Q4) Given a starting list of boolean values, determine the average sum of the number of consecutive true values starting from randomly selected locations until the first false to the right (wrapping back to the beginning if needed), if each found false location becomes true, and the process repeats until every value is true.
A4) Again this is a problem where the small input is quite easily achieved. With only 20 entries in the list, the problem can easily be recursively defined with a cache over the possible states in the list. Each state has 20 random approaches which have to be averaged to give the final value of that state.
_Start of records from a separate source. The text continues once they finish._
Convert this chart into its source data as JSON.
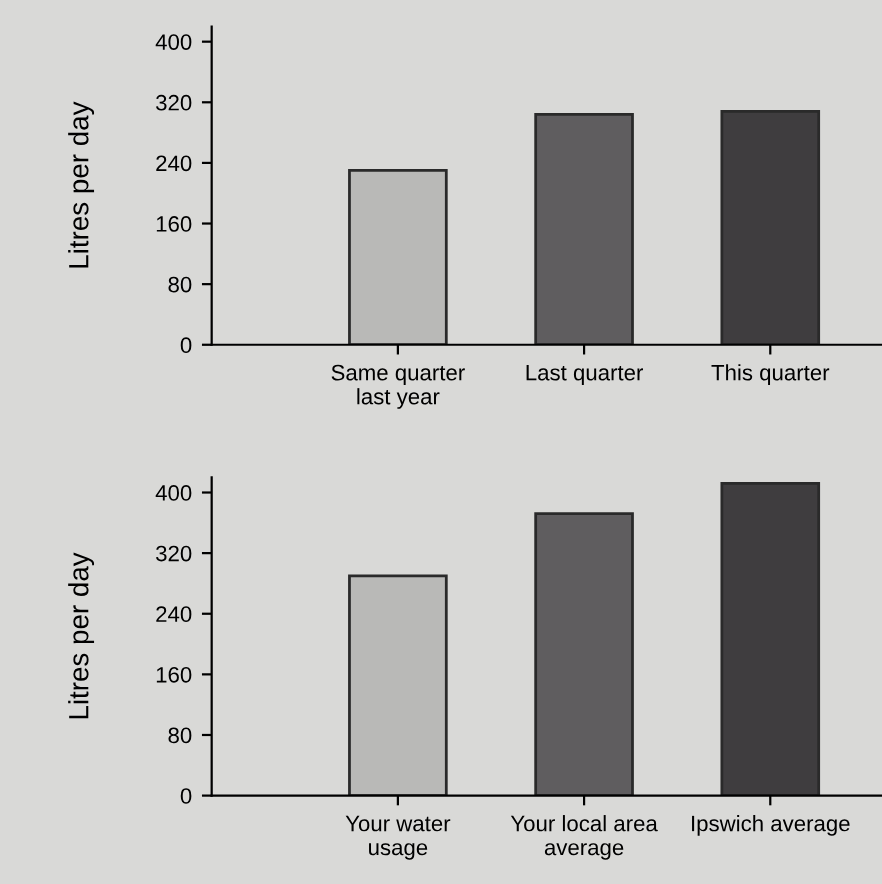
{
  "chart_data": [
    {
      "type": "bar",
      "ylabel": "Litres per day",
      "categories": [
        "Same quarter\nlast year",
        "Last quarter",
        "This quarter"
      ],
      "values": [
        230,
        304,
        308
      ],
      "colors": [
        "#b9b9b7",
        "#5f5d5f",
        "#3f3d3f"
      ],
      "ylim": [
        0,
        420
      ],
      "yticks": [
        0,
        80,
        160,
        240,
        320,
        400
      ],
      "grid": false
    },
    {
      "type": "bar",
      "ylabel": "Litres per day",
      "categories": [
        "Your water\nusage",
        "Your local area\naverage",
        "Ipswich average"
      ],
      "values": [
        290,
        372,
        412
      ],
      "colors": [
        "#b9b9b7",
        "#5f5d5f",
        "#3f3d3f"
      ],
      "ylim": [
        0,
        420
      ],
      "yticks": [
        0,
        80,
        160,
        240,
        320,
        400
      ],
      "grid": false
    }
  ]
}
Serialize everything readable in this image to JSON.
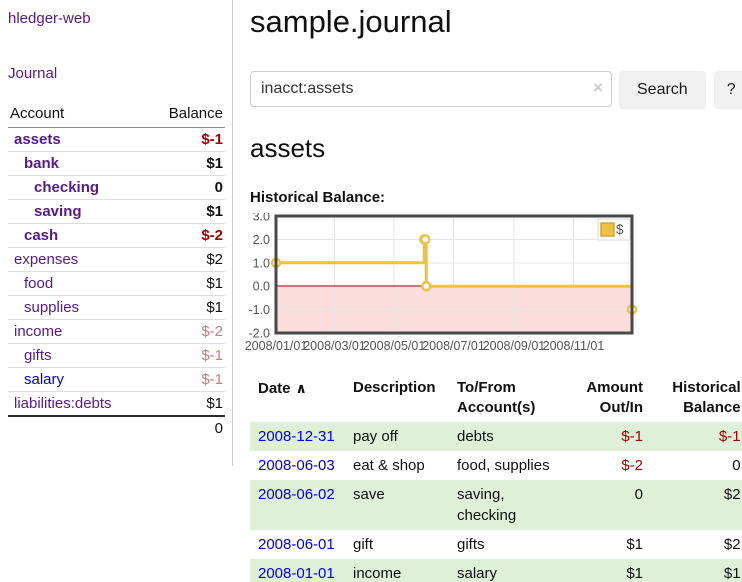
{
  "sidebar": {
    "brand": "hledger-web",
    "nav": {
      "journal_label": "Journal"
    },
    "accounts_table": {
      "headers": {
        "account": "Account",
        "balance": "Balance"
      },
      "rows": [
        {
          "account": "assets",
          "balance": "$-1",
          "depth": 1,
          "bold": true,
          "account_color": "purple",
          "balance_color": "neg-strong"
        },
        {
          "account": "bank",
          "balance": "$1",
          "depth": 2,
          "bold": true,
          "account_color": "purple",
          "balance_color": "normal"
        },
        {
          "account": "checking",
          "balance": "0",
          "depth": 3,
          "bold": true,
          "account_color": "purple",
          "balance_color": "normal"
        },
        {
          "account": "saving",
          "balance": "$1",
          "depth": 3,
          "bold": true,
          "account_color": "purple",
          "balance_color": "normal"
        },
        {
          "account": "cash",
          "balance": "$-2",
          "depth": 2,
          "bold": true,
          "account_color": "purple",
          "balance_color": "neg-strong"
        },
        {
          "account": "expenses",
          "balance": "$2",
          "depth": 1,
          "bold": false,
          "account_color": "purple",
          "balance_color": "normal"
        },
        {
          "account": "food",
          "balance": "$1",
          "depth": 2,
          "bold": false,
          "account_color": "purple",
          "balance_color": "normal"
        },
        {
          "account": "supplies",
          "balance": "$1",
          "depth": 2,
          "bold": false,
          "account_color": "purple",
          "balance_color": "normal"
        },
        {
          "account": "income",
          "balance": "$-2",
          "depth": 1,
          "bold": false,
          "account_color": "purple",
          "balance_color": "neg-muted"
        },
        {
          "account": "gifts",
          "balance": "$-1",
          "depth": 2,
          "bold": false,
          "account_color": "purple",
          "balance_color": "neg-muted"
        },
        {
          "account": "salary",
          "balance": "$-1",
          "depth": 2,
          "bold": false,
          "account_color": "blue",
          "balance_color": "neg-muted"
        },
        {
          "account": "liabilities:debts",
          "balance": "$1",
          "depth": 1,
          "bold": false,
          "account_color": "purple",
          "balance_color": "normal"
        }
      ],
      "total": "0"
    }
  },
  "header": {
    "title": "sample.journal"
  },
  "search": {
    "query": "inacct:assets",
    "clear_icon": "×",
    "button_label": "Search",
    "help_label": "?"
  },
  "account_page": {
    "heading": "assets",
    "chart_label": "Historical Balance:"
  },
  "chart_data": {
    "type": "line",
    "step": true,
    "title": "Historical Balance:",
    "series": [
      {
        "name": "$",
        "color": "#edc240",
        "points": [
          [
            "2008-01-01",
            1.0
          ],
          [
            "2008-06-01",
            2.0
          ],
          [
            "2008-06-02",
            2.0
          ],
          [
            "2008-06-03",
            0.0
          ],
          [
            "2008-12-31",
            -1.0
          ]
        ]
      }
    ],
    "x_range": [
      "2008-01-01",
      "2008-12-31"
    ],
    "x_tick_labels": [
      "2008/01/01",
      "2008/03/01",
      "2008/05/01",
      "2008/07/01",
      "2008/09/01",
      "2008/11/01"
    ],
    "y_tick_labels": [
      "3.0",
      "2.0",
      "1.0",
      "0.0",
      "-1.0",
      "-2.0"
    ],
    "ylim": [
      -2.0,
      3.0
    ],
    "grid": true,
    "legend": {
      "position": "top-right",
      "label": "$"
    },
    "negative_region_fill": "#fcdddd",
    "zero_line_color": "#8b0000",
    "grid_color": "#e5e5e5",
    "plot_border_color": "#484848",
    "axis_text_color": "#545454"
  },
  "register_table": {
    "headers": {
      "date": "Date",
      "sort_asc_icon": "∧",
      "description": "Description",
      "tofrom": "To/From\nAccount(s)",
      "amount": "Amount\nOut/In",
      "historical": "Historical\nBalance"
    },
    "rows": [
      {
        "date": "2008-12-31",
        "description": "pay off",
        "accounts": "debts",
        "amount": "$-1",
        "amount_negative": true,
        "balance": "$-1",
        "balance_negative": true,
        "shaded": true
      },
      {
        "date": "2008-06-03",
        "description": "eat & shop",
        "accounts": "food, supplies",
        "amount": "$-2",
        "amount_negative": true,
        "balance": "0",
        "balance_negative": false,
        "shaded": false
      },
      {
        "date": "2008-06-02",
        "description": "save",
        "accounts": "saving, checking",
        "amount": "0",
        "amount_negative": false,
        "balance": "$2",
        "balance_negative": false,
        "shaded": true
      },
      {
        "date": "2008-06-01",
        "description": "gift",
        "accounts": "gifts",
        "amount": "$1",
        "amount_negative": false,
        "balance": "$2",
        "balance_negative": false,
        "shaded": false
      },
      {
        "date": "2008-01-01",
        "description": "income",
        "accounts": "salary",
        "amount": "$1",
        "amount_negative": false,
        "balance": "$1",
        "balance_negative": false,
        "shaded": true
      }
    ]
  },
  "colors": {
    "link_purple": "#551a8b",
    "link_blue": "#0000e6",
    "negative_strong": "#a40000",
    "negative_muted": "#c08080",
    "row_shade_green": "#dff0d8",
    "series_yellow": "#edc240"
  }
}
Large input, I had no clue, so I went straight to the solutions. The solution is an O(N^3) approach by calculating the probability of filling a consecutive subsequence (including wrapping) of values with a specific member being last, and the expectation value of the same. Each of these calculations can be expressed in terms the items before the specific last entry to fill, and the ones after it and using some fancy combinatorics for the probability calculation. I won’t go into it here, you can always read the official contest analysis for more details.